Source 11.6: The Black Death and European Jews

Extreme and traumatic events such as the plague cry out for explanation so that people can find some sense of orientation in a bewildering and chaotic environment. One such explanation lay in the scapegoating of minorities or outsiders, constructing conspiracies to account for the inexplicable. In France, “beggars and mendicants of various countries” were accused of poisoning wells, tortured to produce confessions, and then burned to death. More frequently the target of such attacks were Jews, who had long been damned as “Christ killers,” prohibited from practicing certain occupations, and stereotyped as greedy moneylenders. Many church authorities, however, had encouraged toleration, hoping that Jews might finally convert to Christianity. But as the plague took hold, accusations against Jews for poisoning wells mounted, as did attacks upon them, confessions extracted under torture, and executions by burning. Conflicting economic interests played an important role in these events. Rulers and city fathers often wanted to preserve the Jews as a source of tax revenue, while those indebted to Jewish lenders might well benefit from their death. This account by the German chronicler Jacob Von Königshofen (1346–1420) illustrates that horrendous process.

Questions to consider as you examine the source:

Jacob Von Königshofen

About the Great Plague and the Burning of the Jews, ca. Early Fifteenth Century

In the matter of this plague the Jews throughout the world were reviled and accused in all lands of having caused it through the poison which they are said to have put into the water and the wells. . . . For this reason the Jews were burnt all the way from the Mediterranean into Germany . . . , but not in Avignon, for the pope protected them there.

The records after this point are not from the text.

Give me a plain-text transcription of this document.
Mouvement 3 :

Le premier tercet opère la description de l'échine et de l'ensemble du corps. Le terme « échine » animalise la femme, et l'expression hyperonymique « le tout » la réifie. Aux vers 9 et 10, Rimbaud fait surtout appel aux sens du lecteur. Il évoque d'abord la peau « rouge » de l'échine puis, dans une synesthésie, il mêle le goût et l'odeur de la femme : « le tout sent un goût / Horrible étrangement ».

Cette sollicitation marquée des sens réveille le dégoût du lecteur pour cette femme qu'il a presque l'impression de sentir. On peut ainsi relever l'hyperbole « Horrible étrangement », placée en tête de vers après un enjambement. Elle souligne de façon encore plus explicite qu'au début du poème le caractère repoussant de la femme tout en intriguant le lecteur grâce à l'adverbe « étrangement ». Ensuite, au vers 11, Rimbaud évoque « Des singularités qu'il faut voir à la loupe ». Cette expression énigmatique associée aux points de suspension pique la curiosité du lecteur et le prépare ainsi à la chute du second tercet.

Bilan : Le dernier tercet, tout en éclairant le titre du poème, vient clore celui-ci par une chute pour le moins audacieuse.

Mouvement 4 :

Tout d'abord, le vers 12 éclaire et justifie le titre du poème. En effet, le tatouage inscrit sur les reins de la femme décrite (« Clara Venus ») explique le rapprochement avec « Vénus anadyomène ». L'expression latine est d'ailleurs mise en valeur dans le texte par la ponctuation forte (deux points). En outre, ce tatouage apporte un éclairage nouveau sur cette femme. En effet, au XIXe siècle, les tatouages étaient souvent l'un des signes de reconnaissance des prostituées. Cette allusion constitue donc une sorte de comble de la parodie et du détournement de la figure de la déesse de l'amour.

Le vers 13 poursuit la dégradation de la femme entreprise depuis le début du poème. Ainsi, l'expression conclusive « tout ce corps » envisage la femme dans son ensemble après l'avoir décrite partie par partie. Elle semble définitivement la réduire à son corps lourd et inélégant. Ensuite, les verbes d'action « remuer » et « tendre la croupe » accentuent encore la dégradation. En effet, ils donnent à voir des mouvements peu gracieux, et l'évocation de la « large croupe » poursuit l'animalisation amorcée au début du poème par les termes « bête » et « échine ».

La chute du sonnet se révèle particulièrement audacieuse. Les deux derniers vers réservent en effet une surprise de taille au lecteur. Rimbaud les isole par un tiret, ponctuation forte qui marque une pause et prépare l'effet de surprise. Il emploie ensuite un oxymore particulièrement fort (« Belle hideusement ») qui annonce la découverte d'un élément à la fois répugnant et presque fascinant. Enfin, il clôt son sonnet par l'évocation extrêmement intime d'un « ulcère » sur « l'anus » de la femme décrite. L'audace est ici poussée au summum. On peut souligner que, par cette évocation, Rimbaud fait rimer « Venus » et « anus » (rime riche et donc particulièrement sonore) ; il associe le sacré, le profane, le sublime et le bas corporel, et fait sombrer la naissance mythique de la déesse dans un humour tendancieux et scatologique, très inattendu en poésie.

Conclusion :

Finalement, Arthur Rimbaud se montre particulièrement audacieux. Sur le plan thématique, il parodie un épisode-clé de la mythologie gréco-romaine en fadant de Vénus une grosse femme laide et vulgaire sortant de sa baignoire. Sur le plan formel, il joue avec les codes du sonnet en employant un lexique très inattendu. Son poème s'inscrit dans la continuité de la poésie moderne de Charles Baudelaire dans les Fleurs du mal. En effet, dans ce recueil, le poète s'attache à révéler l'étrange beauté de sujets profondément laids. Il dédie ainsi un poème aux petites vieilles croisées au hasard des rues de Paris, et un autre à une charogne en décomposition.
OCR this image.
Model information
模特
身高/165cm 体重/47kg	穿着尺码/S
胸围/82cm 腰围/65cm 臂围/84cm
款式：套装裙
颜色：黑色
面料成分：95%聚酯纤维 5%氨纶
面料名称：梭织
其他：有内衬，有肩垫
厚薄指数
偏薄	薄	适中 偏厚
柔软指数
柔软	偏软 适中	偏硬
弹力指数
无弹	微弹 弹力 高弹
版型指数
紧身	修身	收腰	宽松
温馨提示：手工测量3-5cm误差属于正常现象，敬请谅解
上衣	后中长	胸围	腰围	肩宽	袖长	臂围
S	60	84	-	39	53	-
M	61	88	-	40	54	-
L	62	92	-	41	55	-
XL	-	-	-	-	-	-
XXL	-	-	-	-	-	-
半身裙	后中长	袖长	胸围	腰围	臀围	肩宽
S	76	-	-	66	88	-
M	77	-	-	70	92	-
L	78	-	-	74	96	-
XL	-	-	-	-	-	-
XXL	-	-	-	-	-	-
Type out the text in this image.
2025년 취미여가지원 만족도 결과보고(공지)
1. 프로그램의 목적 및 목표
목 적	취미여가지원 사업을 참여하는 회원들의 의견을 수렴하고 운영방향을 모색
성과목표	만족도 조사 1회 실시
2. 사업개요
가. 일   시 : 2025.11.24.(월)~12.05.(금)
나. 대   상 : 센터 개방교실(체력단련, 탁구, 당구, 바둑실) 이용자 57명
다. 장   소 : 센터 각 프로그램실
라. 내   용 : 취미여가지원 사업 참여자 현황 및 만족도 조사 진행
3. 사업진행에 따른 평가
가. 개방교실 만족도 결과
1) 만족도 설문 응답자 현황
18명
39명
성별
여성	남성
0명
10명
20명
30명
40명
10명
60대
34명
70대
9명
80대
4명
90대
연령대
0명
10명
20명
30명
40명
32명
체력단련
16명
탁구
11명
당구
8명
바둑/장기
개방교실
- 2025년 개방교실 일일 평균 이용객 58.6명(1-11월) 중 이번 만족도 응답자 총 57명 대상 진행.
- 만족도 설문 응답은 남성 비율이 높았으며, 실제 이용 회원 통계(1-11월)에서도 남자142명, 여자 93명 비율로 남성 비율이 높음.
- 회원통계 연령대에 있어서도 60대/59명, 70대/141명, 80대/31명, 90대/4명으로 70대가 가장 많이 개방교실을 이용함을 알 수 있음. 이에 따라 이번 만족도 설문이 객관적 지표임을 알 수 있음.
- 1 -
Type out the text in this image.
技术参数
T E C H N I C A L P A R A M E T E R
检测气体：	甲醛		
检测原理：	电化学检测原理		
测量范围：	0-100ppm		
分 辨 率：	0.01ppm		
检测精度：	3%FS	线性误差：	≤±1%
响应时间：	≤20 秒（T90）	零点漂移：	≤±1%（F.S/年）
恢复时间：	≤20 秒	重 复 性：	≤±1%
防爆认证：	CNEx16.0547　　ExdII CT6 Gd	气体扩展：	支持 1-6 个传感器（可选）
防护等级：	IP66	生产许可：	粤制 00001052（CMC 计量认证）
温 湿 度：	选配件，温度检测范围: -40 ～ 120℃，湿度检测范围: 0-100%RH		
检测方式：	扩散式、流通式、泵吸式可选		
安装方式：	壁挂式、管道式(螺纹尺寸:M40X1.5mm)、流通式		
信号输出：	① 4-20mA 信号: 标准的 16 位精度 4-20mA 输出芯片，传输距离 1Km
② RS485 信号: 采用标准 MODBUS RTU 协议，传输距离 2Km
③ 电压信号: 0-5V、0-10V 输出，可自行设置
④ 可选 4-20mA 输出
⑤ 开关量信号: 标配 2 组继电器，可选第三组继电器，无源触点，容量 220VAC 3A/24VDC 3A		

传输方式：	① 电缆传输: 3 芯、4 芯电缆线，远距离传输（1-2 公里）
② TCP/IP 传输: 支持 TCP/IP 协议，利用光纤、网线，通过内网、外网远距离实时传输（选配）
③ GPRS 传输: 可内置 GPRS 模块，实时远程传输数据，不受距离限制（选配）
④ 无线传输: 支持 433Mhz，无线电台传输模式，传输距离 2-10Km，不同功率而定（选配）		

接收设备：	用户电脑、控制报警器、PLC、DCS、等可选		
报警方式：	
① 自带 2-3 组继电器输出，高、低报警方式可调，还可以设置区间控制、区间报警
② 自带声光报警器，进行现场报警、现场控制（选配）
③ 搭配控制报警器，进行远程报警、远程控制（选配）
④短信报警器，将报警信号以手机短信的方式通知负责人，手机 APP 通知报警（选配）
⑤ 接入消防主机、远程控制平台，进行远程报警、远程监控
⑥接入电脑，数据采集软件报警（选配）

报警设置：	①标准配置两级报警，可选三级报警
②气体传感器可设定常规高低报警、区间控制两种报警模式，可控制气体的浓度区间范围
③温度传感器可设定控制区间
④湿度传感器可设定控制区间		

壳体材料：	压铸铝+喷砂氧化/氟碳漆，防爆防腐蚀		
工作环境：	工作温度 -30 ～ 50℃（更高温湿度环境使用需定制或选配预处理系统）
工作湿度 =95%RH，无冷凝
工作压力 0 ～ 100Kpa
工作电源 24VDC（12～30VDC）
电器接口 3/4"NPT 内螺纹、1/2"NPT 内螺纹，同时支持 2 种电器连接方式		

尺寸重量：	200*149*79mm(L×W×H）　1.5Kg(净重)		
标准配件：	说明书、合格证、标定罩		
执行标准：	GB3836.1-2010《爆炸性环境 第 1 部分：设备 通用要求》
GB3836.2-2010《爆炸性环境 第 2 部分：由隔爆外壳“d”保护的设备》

[I]n Basel the citizens marched to the city hall and compelled the council to take an oath that they would burn the Jews, and that they would allow no Jew to enter the city for the next two hundred years. . . . And there was a great indignation and clamor against the deputies from Strasbourg. So finally the Bishop and the lords and the Imperial Cities agreed to do away with the Jews. On . . . St. Valentine's Day [1349] they burnt the Jews on a wooden platform in their cemetery. There were about two thousand people of them. Those who wanted to baptize themselves were spared. Many small children were taken out of the fire and baptized against the will of their fathers and mothers. And everything that was owed to the Jews was cancelled, and the Jews had to surrender all pledges and notes that they had taken for debts. The council, however, took the cash that the Jews possessed and divided it among the workingmen proportionately. The money was indeed the thing that killed the Jews. If they had been poor and if the feudal lords had not been in debt to them, they would not have been burnt. After this wealth was divided among the artisans, some gave their share to the Cathedral or to the Church on the advice of their confessors. . . .

In some cities the Jews themselves set fire to their houses and cremated themselves.